They were up for an Oscar after their work on Atonement, but set designers Sarah Greenwood and Katie Spencer are far too busy to bask in the limelight. They talk to Nick Smurthwaite about their next projects
Los Angeles was recently gripped by Oscar fever, but production designer Sarah Greenwood and set decorator Katie Spencer, joint nominees for their work on the British film Atonement, were too busy to care. Their attention is focused on The Soloist, the $60m (£30m) film directed in LA by Joe Wright, Atonement’s young director, who finds himself the most sought-after talent in Tinseltown.
So high is his stock that Wright was allowed to import his own British family of creatives to work on his first Hollywood movie. That includes Greenwood and Spencer, who were part of his Pride and Prejudice team, and before that on the award-winning TV series Charles II The Power and the Passion, starring Rufus Sewell.
The new film, a real-life tale of a violin-playing tramp who had trained at New York’s Julliard School of music, is being shot documentary-style in downtown Los Angeles, using 250 real homeless people as extras. ‘It couldn’t be more different from Atonement if it tried,’ says Sarah Greenwood, who has transformed a street 3km outside LA’s centre into a duplicate Skid Row, the area where the homeless live.
It is the first time she and Spencer have worked in LA, and they are finding it enlightening. ‘As Brits working in the States for the first time, we’ve come to everything with a fresh eye, finding ordinary things that the locals might see as mundane – such as the way their dustcarts flip bins over when they collect rubbish – all rather exciting.’
The two have worked together since they were both attached to the now defunct design department at the BBC. When the BBC phased out its in-house designers in the mid-1990s, Greenwood and Spencer moved from TV to film, designing Keep the Aspidistra Flying and The Governess, set in the 1930s and 1940s respectively. These were followed by three more low-budget British movies with contemporary settings/ Born Romantic, This Year’s Love and Starter for 10. Greenwood and Spencer have also designed the new period drama Miss Pettigrew Lives for a Day.
Spencer fleshes out Greenwood’s visions with character detail. ‘Katie is so much more than a set decorator,’ says Greenwood. ‘She is always the first person I’ll turn to, to discuss ideas gleaned from the script. Designing for film and TV is always as much about understanding and interpreting the script as it is about the visual effects. Everything starts with the script.’
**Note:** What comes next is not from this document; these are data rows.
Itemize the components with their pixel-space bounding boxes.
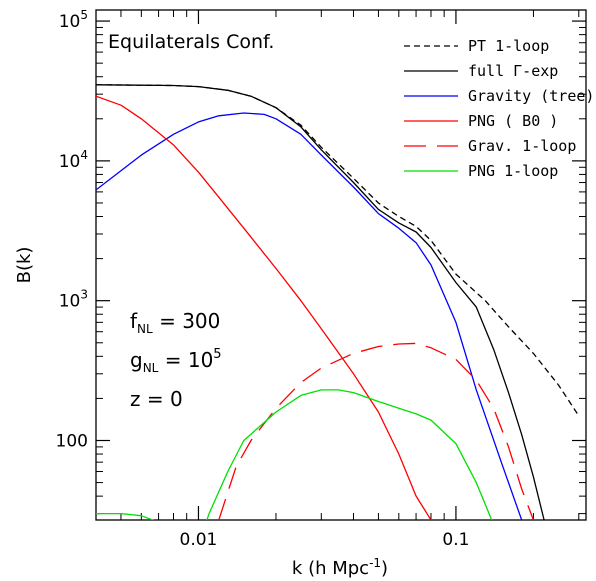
legend-label-3: PNG ( B0 ) — [468, 112, 558, 130]
annotation-2: z = 0 — [130, 387, 183, 411]
chart-title: Equilaterals Conf. — [108, 31, 274, 53]
y-tick-label: 104 — [59, 148, 88, 172]
legend-label-2: Gravity (tree) — [468, 87, 594, 105]
annotation-0: fNL = 300 — [130, 309, 220, 336]
legend: PT 1-loop full Γ-exp Gravity (tree) PNG ( B… — [404, 37, 594, 180]
y-tick-label: 105 — [59, 8, 88, 32]
y-tick-label: 100 — [56, 431, 88, 451]
y-tick-label: 103 — [59, 288, 88, 312]
legend-label-0: PT 1-loop — [468, 37, 549, 55]
series-line-4 — [219, 343, 534, 520]
y-tick-labels: 100 103 104 105 — [56, 8, 88, 451]
legend-label-1: full Γ-exp — [468, 62, 558, 80]
x-tick-labels: 0.01 0.1 — [180, 530, 470, 550]
y-axis-label: B(k) — [14, 247, 35, 284]
legend-label-5: PNG 1-loop — [468, 162, 558, 180]
x-tick-label: 0.01 — [180, 530, 218, 550]
legend-label-4: Grav. 1-loop — [468, 137, 576, 155]
x-axis-label: k (h Mpc-1) — [292, 556, 388, 579]
annotation-1: gNL = 105 — [130, 347, 222, 375]
series-line-5 — [96, 390, 494, 545]
parameter-annotations: fNL = 300 gNL = 105 z = 0 — [130, 309, 222, 411]
x-tick-label: 0.1 — [442, 530, 469, 550]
What they both like about Wright is that he never does the same thing twice. ‘Each project has had its own distinctive character,’ says Greenwood. ‘Charles II was very rich and stylised, Pride and Prejudice was naturalistic, Atonement had a dream-like quality, and The Soloist is more like a documentary. Joe is the opposite of an auteur, always collaborative, always inclusive. I never discount any of his ideas about design, however bizarre they may seem to me at the time. From the start I knew I’d found my creative match.’
For Atonement, Wright wanted the scenes in rural England in the 1940s to look ‘ripe to the point of rottenness’, while the scenes on the beaches at Dunkirk aspired to a dreamy quality, akin to the work of master film-maker Federico Fellini.
‘We were all exhausted because it was right at the end of the nine-week shoot,’ explains Spencer, who spent a lot of time looking at World War II material at London’s Imperial War Museum in preparation. ‘We had to suggest atmosphere through the design, so there were no bodies or wounded, not even any blood.’
Both Greenwood and Spencer started out working in the theatre, but the collaborations with Wright seem to have sealed their cinematic fate. Greenwood says she might consider TV if it was tempting enough, but she doubts she would ever go back to designing for the theatre, because ‘it would be too drawn out and constraining’.
Being contenders for an Oscar has been a mixed blessing for the two women as they are working so hard on The Soloist. ‘There has been a big marketing push, so when we haven’t been working flat out on The Soloist we’ve been busy promoting Atonement,’ says Greenwood. But they’re not disappointed: ‘Winning an Oscar can be a double-edged sword, because future employers might say “We’ll never be able to afford them”. The joke is we’re all on a 38 per cent emergency tax rate in the US. So while we’ve been making this big budget Dreamworks movie, we’re all broke.’